Fred Lindecke, who as one of the leaders of the Coalition Against Public Funding for Stadiums led the campaign for St. Louis’ requirement that any public money for new sports stadium be put to a public vote, has responded to my request for clarification on how the law would affect any proposed new Rams stadium. Lindecke writes:
In 2002 voters of the city of St. Louis passed through the initiative petition process a city ordinance requiring that before any taxpayer revenue can be spent on a new professional sports stadium, it must be approved in a citywide vote. In 2004 the same requirement was passed in St. Louis County in the form of a county charter amendment. The provisions apply to a tax increase or use of any taxpayer funds. Actually, any local tax increase to raise funds for a new stadium would require a referendum due to the Hancock amendment to the state constitution. The new Busch stadium was built without a tax increase, using other funds such as a bond issue, tax credits, repealing a city ticket tax the Cardinals used to pay. The only way a referendum could be avoided would be if the present Jones Dome was remodeled on the existing site.

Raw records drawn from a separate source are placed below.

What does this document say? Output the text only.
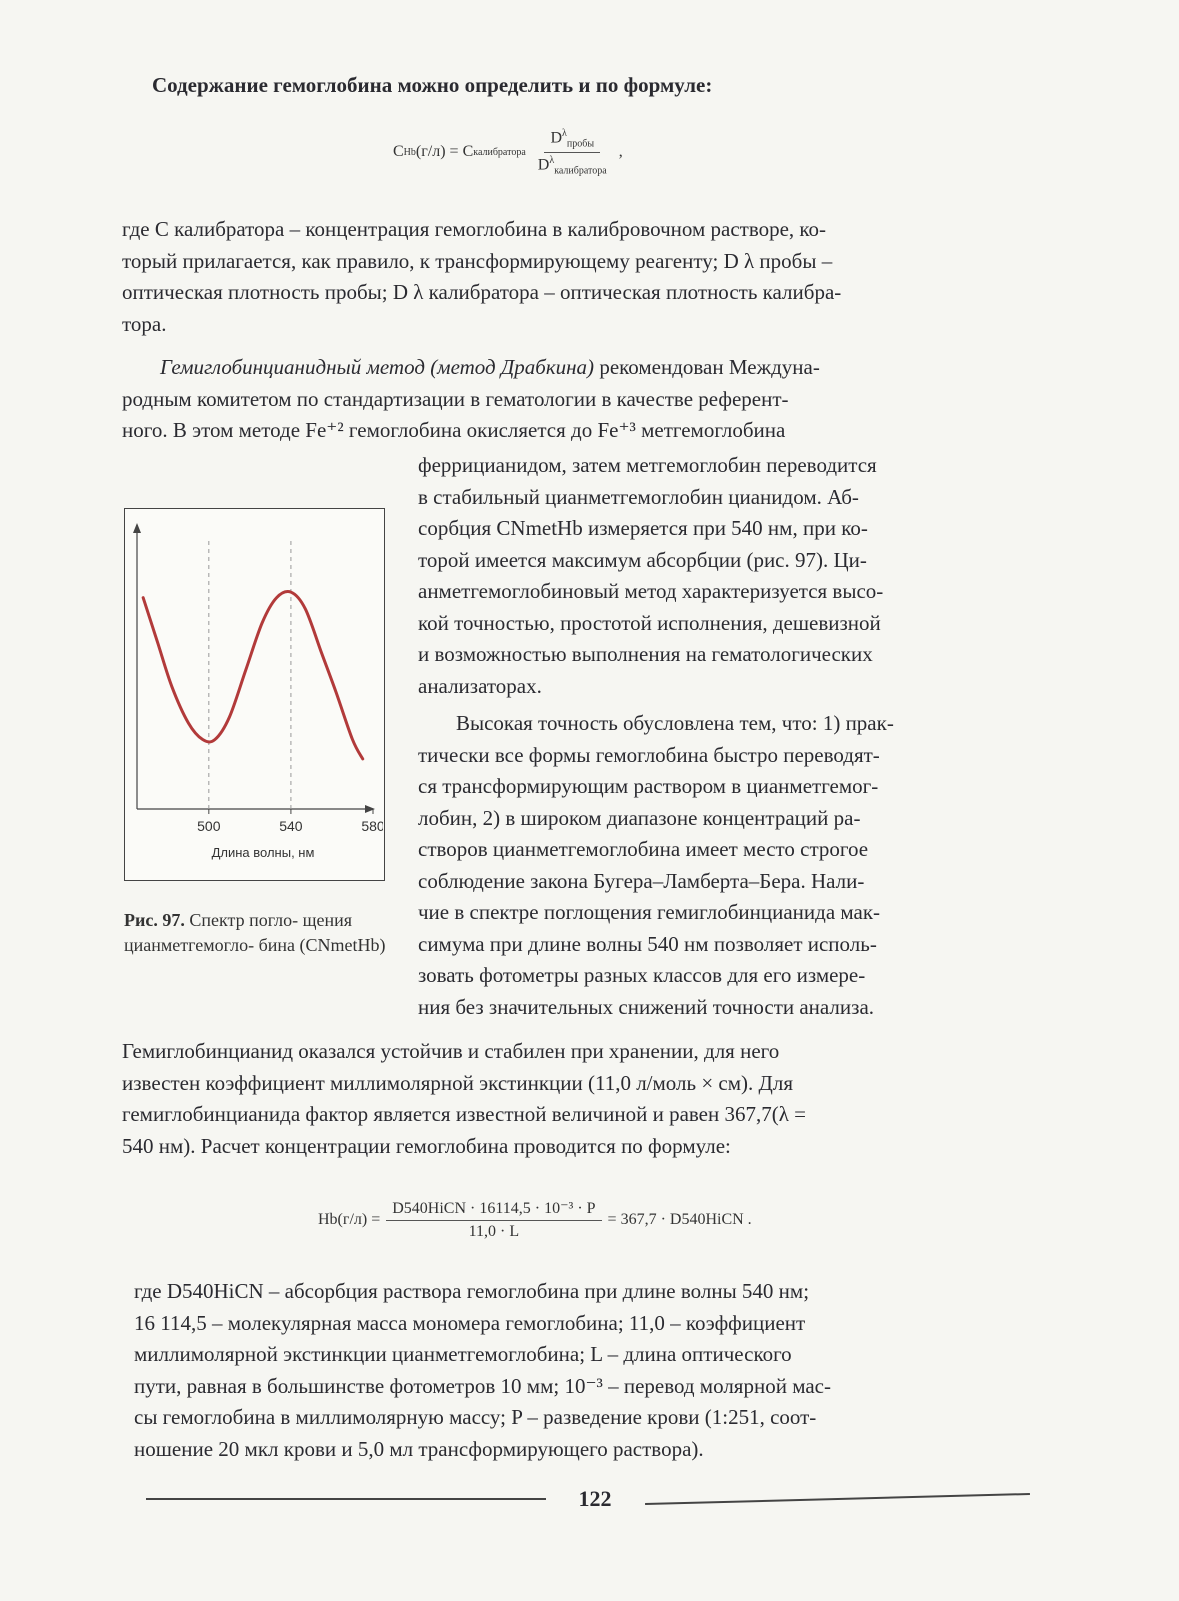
Содержание гемоглобина можно определить и по формуле:

C Hb (г/л) = C калибратора $\frac{D^\lambda_{пробы}}{D^\lambda_{калибратора}}$ ,

где C калибратора – концентрация гемоглобина в калибровочном растворе, ко-
торый прилагается, как правило, к трансформирующему реагенту; D λ пробы –
оптическая плотность пробы; D λ калибратора – оптическая плотность калибра-
тора.

Гемиглобинцианидный метод (метод Драбкина) рекомендован Междуна-
родным комитетом по стандартизации в гематологии в качестве референт-
ного. В этом методе Fe⁺² гемоглобина окисляется до Fe⁺³ метгемоглобина

феррицианидом, затем метгемоглобин переводится
в стабильный цианметгемоглобин цианидом. Аб-
сорбция CNmetHb измеряется при 540 нм, при ко-
торой имеется максимум абсорбции (рис. 97). Ци-
анметгемоглобиновый метод характеризуется высо-
кой точностью, простотой исполнения, дешевизной
и возможностью выполнения на гематологических
анализаторах.

Высокая точность обусловлена тем, что: 1) прак-
тически все формы гемоглобина быстро переводят-
ся трансформирующим раствором в цианметгемог-
лобин, 2) в широком диапазоне концентраций ра-
створов цианметгемоглобина имеет место строгое
соблюдение закона Бугера–Ламберта–Бера. Нали-
чие в спектре поглощения гемиглобинцианида мак-
симума при длине волны 540 нм позволяет исполь-
зовать фотометры разных классов для его измере-
ния без значительных снижений точности анализа.

500	540	580
Длина волны, нм
Рис. 97. Спектр погло- щения цианметгемогло- бина (CNmetHb)

Гемиглобинцианид оказался устойчив и стабилен при хранении, для него
известен коэффициент миллимолярной экстинкции (11,0 л/моль × см). Для
гемиглобинцианида фактор является известной величиной и равен 367,7(λ =
540 нм). Расчет концентрации гемоглобина проводится по формуле:

$Hb(г/л) = \frac{\text{D540HiCN · 16114,5 · 10⁻³ · P}}{11,0 \cdot L} = 367,7$ · D540HiCN .

где D540HiCN – абсорбция раствора гемоглобина при длине волны 540 нм;
16 114,5 – молекулярная масса мономера гемоглобина; 11,0 – коэффициент
миллимолярной экстинкции цианметгемоглобина; L – длина оптического
пути, равная в большинстве фотометров 10 мм; 10⁻³ – перевод молярной мас-
сы гемоглобина в миллимолярную массу; P – разведение крови (1:251, соот-
ношение 20 мкл крови и 5,0 мл трансформирующего раствора).

122
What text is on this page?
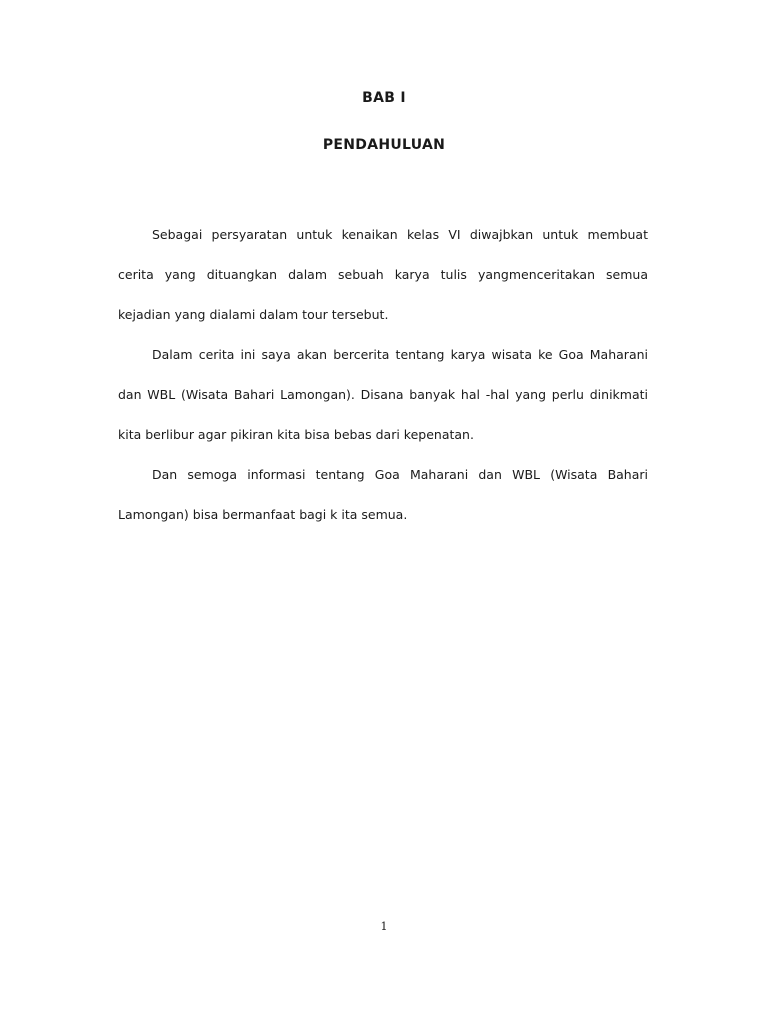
BAB I
PENDAHULUAN
Sebagai persyaratan untuk kenaikan kelas VI diwajbkan untuk membuat
cerita yang dituangkan dalam sebuah karya tulis yangmenceritakan semua
kejadian yang dialami dalam tour tersebut.
Dalam cerita ini saya akan bercerita tentang karya wisata ke Goa Maharani
dan WBL (Wisata Bahari Lamongan). Disana banyak hal -hal yang perlu dinikmati
kita berlibur agar pikiran kita bisa bebas dari kepenatan.
Dan semoga informasi tentang Goa Maharani dan WBL (Wisata Bahari
Lamongan) bisa bermanfaat bagi k ita semua.
1
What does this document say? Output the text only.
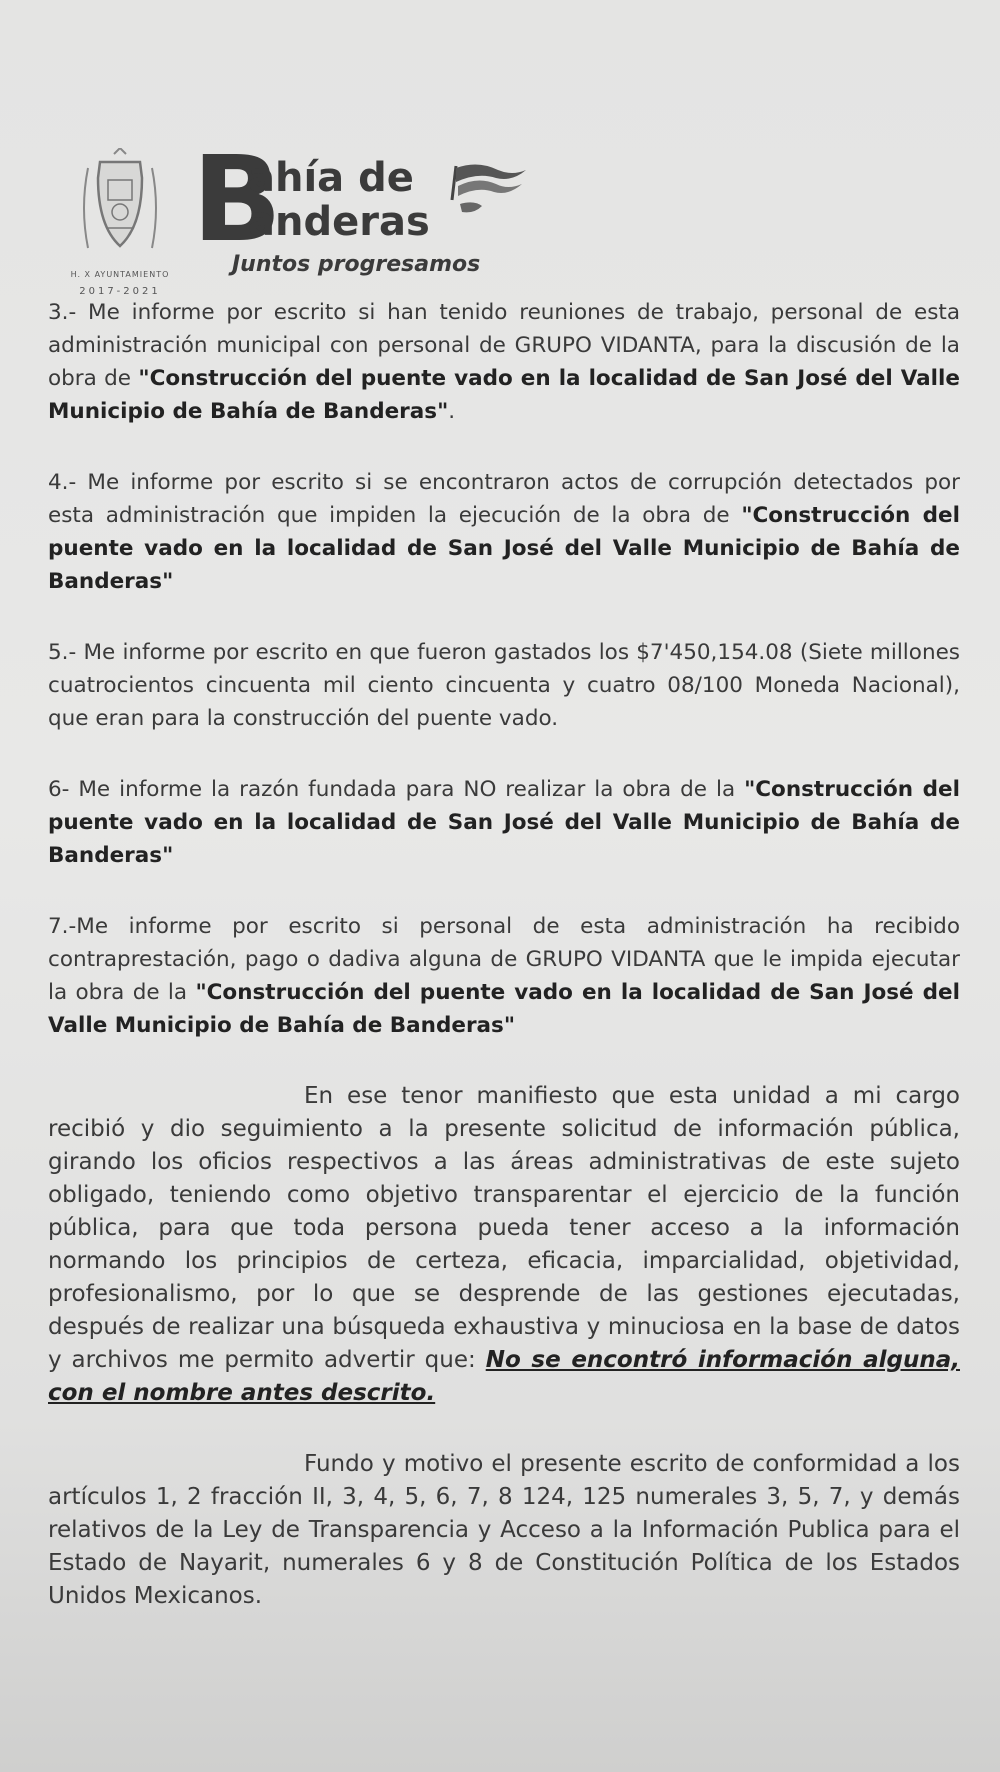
H. X AYUNTAMIENTO
2017-2021
B
ahía de
anderas
Juntos progresamos

3.- Me informe por escrito si han tenido reuniones de trabajo, personal de esta administración municipal con personal de GRUPO VIDANTA, para la discusión de la obra de "Construcción del puente vado en la localidad de San José del Valle Municipio de Bahía de Banderas".

4.- Me informe por escrito si se encontraron actos de corrupción detectados por esta administración que impiden la ejecución de la obra de "Construcción del puente vado en la localidad de San José del Valle Municipio de Bahía de Banderas"

5.- Me informe por escrito en que fueron gastados los $7'450,154.08 (Siete millones cuatrocientos cincuenta mil ciento cincuenta y cuatro 08/100 Moneda Nacional), que eran para la construcción del puente vado.

6- Me informe la razón fundada para NO realizar la obra de la "Construcción del puente vado en la localidad de San José del Valle Municipio de Bahía de Banderas"

7.-Me informe por escrito si personal de esta administración ha recibido contraprestación, pago o dadiva alguna de GRUPO VIDANTA que le impida ejecutar la obra de la "Construcción del puente vado en la localidad de San José del Valle Municipio de Bahía de Banderas"

En ese tenor manifiesto que esta unidad a mi cargo recibió y dio seguimiento a la presente solicitud de información pública, girando los oficios respectivos a las áreas administrativas de este sujeto obligado, teniendo como objetivo transparentar el ejercicio de la función pública, para que toda persona pueda tener acceso a la información normando los principios de certeza, eficacia, imparcialidad, objetividad, profesionalismo, por lo que se desprende de las gestiones ejecutadas, después de realizar una búsqueda exhaustiva y minuciosa en la base de datos y archivos me permito advertir que: No se encontró información alguna, con el nombre antes descrito.

Fundo y motivo el presente escrito de conformidad a los artículos 1, 2 fracción II, 3, 4, 5, 6, 7, 8 124, 125 numerales 3, 5, 7, y demás relativos de la Ley de Transparencia y Acceso a la Información Publica para el Estado de Nayarit, numerales 6 y 8 de Constitución Política de los Estados Unidos Mexicanos.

So that’s pretty clear: Any use of city or county funds for a new stadium requires a public referendum. That doesn’t leave many options: The Rams would have to either run the gauntlet of a public vote, use all Missouri state money, get the state legislature to override the local law a la the Minnesota Vikings, or rebuild on the current site. Or build a new stadium without public subsidies — but that’s obviously crazy talk.